I have some data that looks like this:
id | ethnicity |
---|---|
1 | white |
2 | south asian |
2 | other |
3 | other |
4 | white |
4 | south asian |
as seen above there is potential for an id to have two ethnicity values. How would I go about removing these 'other' rows if that id already has an entry such as "white" or "south asian" while keeping the "white" or "south asian" entry?

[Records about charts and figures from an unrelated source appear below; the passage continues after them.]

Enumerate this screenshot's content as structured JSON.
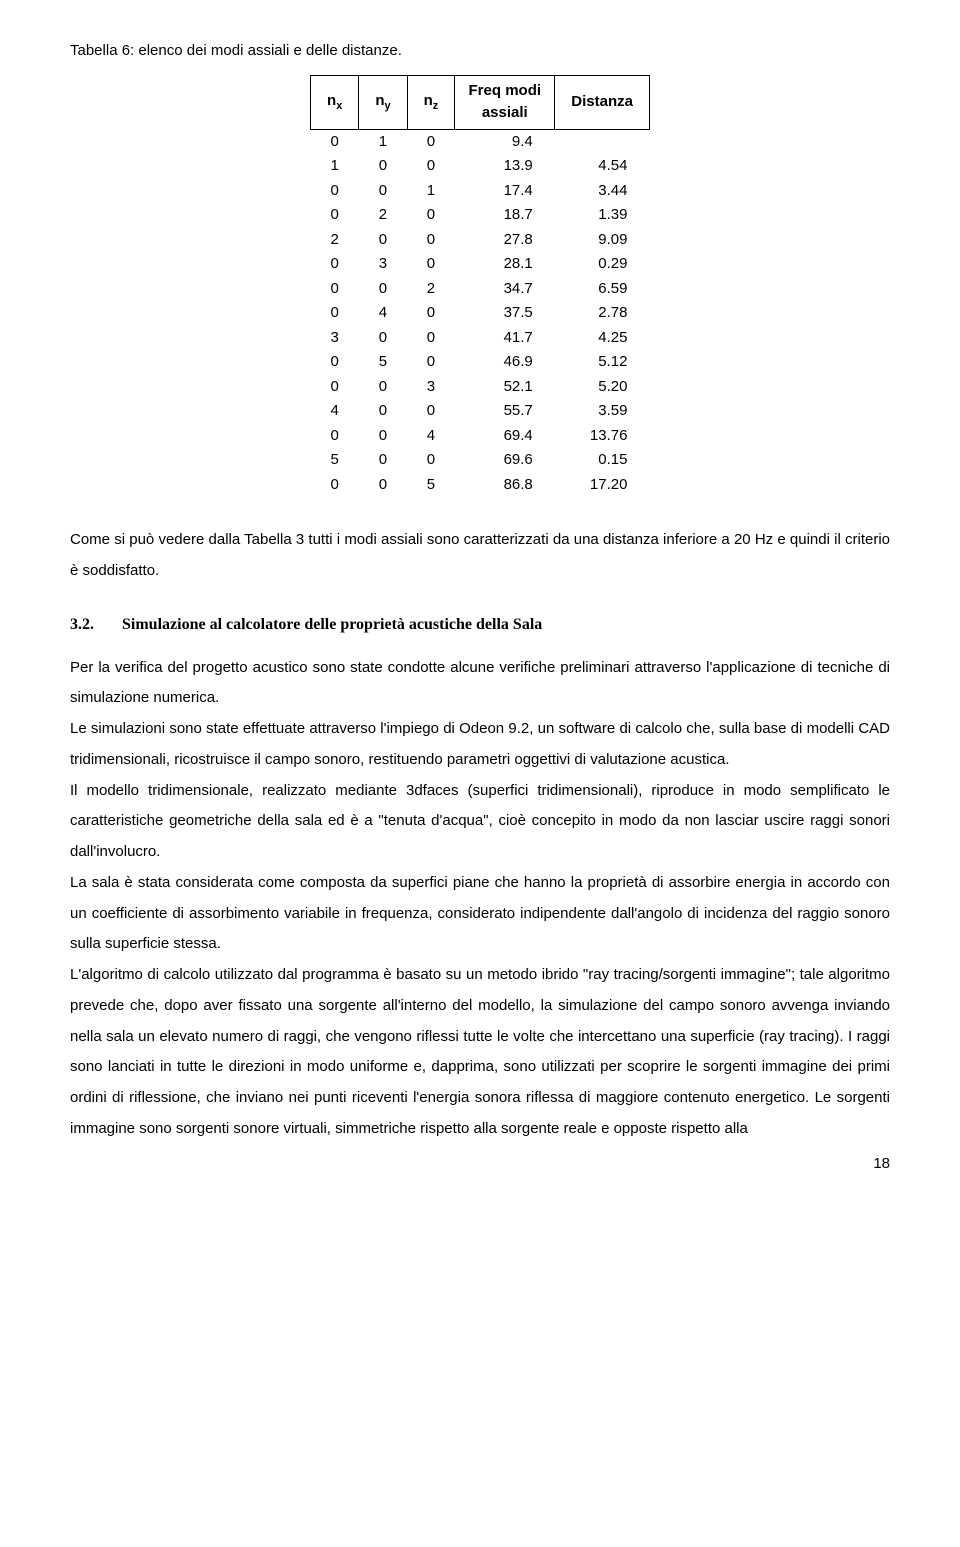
{
  "caption": "Tabella 6: elenco dei modi assiali e delle distanze.",
  "table": {
    "headers": {
      "nx": "n",
      "nx_sub": "x",
      "ny": "n",
      "ny_sub": "y",
      "nz": "n",
      "nz_sub": "z",
      "freq_line1": "Freq modi",
      "freq_line2": "assiali",
      "dist": "Distanza"
    },
    "rows": [
      {
        "nx": "0",
        "ny": "1",
        "nz": "0",
        "freq": "9.4",
        "dist": ""
      },
      {
        "nx": "1",
        "ny": "0",
        "nz": "0",
        "freq": "13.9",
        "dist": "4.54"
      },
      {
        "nx": "0",
        "ny": "0",
        "nz": "1",
        "freq": "17.4",
        "dist": "3.44"
      },
      {
        "nx": "0",
        "ny": "2",
        "nz": "0",
        "freq": "18.7",
        "dist": "1.39"
      },
      {
        "nx": "2",
        "ny": "0",
        "nz": "0",
        "freq": "27.8",
        "dist": "9.09"
      },
      {
        "nx": "0",
        "ny": "3",
        "nz": "0",
        "freq": "28.1",
        "dist": "0.29"
      },
      {
        "nx": "0",
        "ny": "0",
        "nz": "2",
        "freq": "34.7",
        "dist": "6.59"
      },
      {
        "nx": "0",
        "ny": "4",
        "nz": "0",
        "freq": "37.5",
        "dist": "2.78"
      },
      {
        "nx": "3",
        "ny": "0",
        "nz": "0",
        "freq": "41.7",
        "dist": "4.25"
      },
      {
        "nx": "0",
        "ny": "5",
        "nz": "0",
        "freq": "46.9",
        "dist": "5.12"
      },
      {
        "nx": "0",
        "ny": "0",
        "nz": "3",
        "freq": "52.1",
        "dist": "5.20"
      },
      {
        "nx": "4",
        "ny": "0",
        "nz": "0",
        "freq": "55.7",
        "dist": "3.59"
      },
      {
        "nx": "0",
        "ny": "0",
        "nz": "4",
        "freq": "69.4",
        "dist": "13.76"
      },
      {
        "nx": "5",
        "ny": "0",
        "nz": "0",
        "freq": "69.6",
        "dist": "0.15"
      },
      {
        "nx": "0",
        "ny": "0",
        "nz": "5",
        "freq": "86.8",
        "dist": "17.20"
      }
    ]
  },
  "para1": "Come si può vedere dalla Tabella 3 tutti i modi assiali sono caratterizzati da una distanza inferiore a 20 Hz e quindi il criterio è soddisfatto.",
  "section": {
    "number": "3.2.",
    "title": "Simulazione al calcolatore delle proprietà acustiche della Sala"
  },
  "para2": "Per la verifica del progetto acustico sono state condotte alcune verifiche preliminari attraverso l'applicazione di tecniche di simulazione numerica.",
  "para3": "Le simulazioni sono state effettuate attraverso l'impiego di Odeon 9.2, un software di calcolo che, sulla base di modelli CAD tridimensionali, ricostruisce il campo sonoro, restituendo parametri oggettivi di valutazione acustica.",
  "para4": "Il modello tridimensionale, realizzato mediante 3dfaces (superfici tridimensionali), riproduce in modo semplificato le caratteristiche geometriche della sala ed è a \"tenuta d'acqua\", cioè concepito in modo da non lasciar uscire raggi sonori dall'involucro.",
  "para5": "La sala è stata considerata come composta da superfici piane che hanno la proprietà di assorbire energia in accordo con un coefficiente di assorbimento variabile in frequenza, considerato indipendente dall'angolo di incidenza del raggio sonoro sulla superficie stessa.",
  "para6": "L'algoritmo di calcolo utilizzato dal programma è basato su un metodo ibrido \"ray tracing/sorgenti immagine\"; tale algoritmo prevede che, dopo aver fissato una sorgente all'interno del modello, la simulazione del campo sonoro avvenga inviando nella sala un elevato numero di raggi, che vengono riflessi tutte le volte che intercettano una superficie (ray tracing). I raggi sono lanciati in tutte le direzioni in modo uniforme e, dapprima, sono utilizzati per scoprire le sorgenti immagine dei primi ordini di riflessione, che inviano nei punti riceventi l'energia sonora riflessa di maggiore contenuto energetico. Le sorgenti immagine sono sorgenti sonore virtuali, simmetriche rispetto alla sorgente reale e opposte rispetto alla",
  "page_number": "18"
}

I have noticed there are entries which also have south asian along with a white entry
My priority would be South Asian > White > Other in terms of keeping rows
So an expected output would be
id | ethnicity |
---|---|
1 | white |
2 | south asian |
3 | other |
4 | south asian |
CodePudding user response:
If the intention is to get the prioritized 'ethnicity' per 'id', convert the column 'ethnicity' to ordered
with levels
specified in the order of preference, then do a group by 'id' and filter
the first
available level in that order
library(dplyr)
df2 %>%
mutate(ethnicity = ordered(ethnicity,
c( "south asian", "white", "other"))) %>%
group_by(id) %>%
filter(ethnicity %in% first(levels(droplevels(ethnicity)))) %>%
ungroup
-output
# A tibble: 4 × 2
id ethnicity
<int> <ord>
1 1 white
2 2 south asian
3 3 other
4 4 south asian
data
df2 <- structure(list(id = c(1L, 2L, 2L, 3L, 4L, 4L), ethnicity = c("white",
"south asian", "other", "other", "white", "south asian")),
class = "data.frame", row.names = c(NA,
-6L))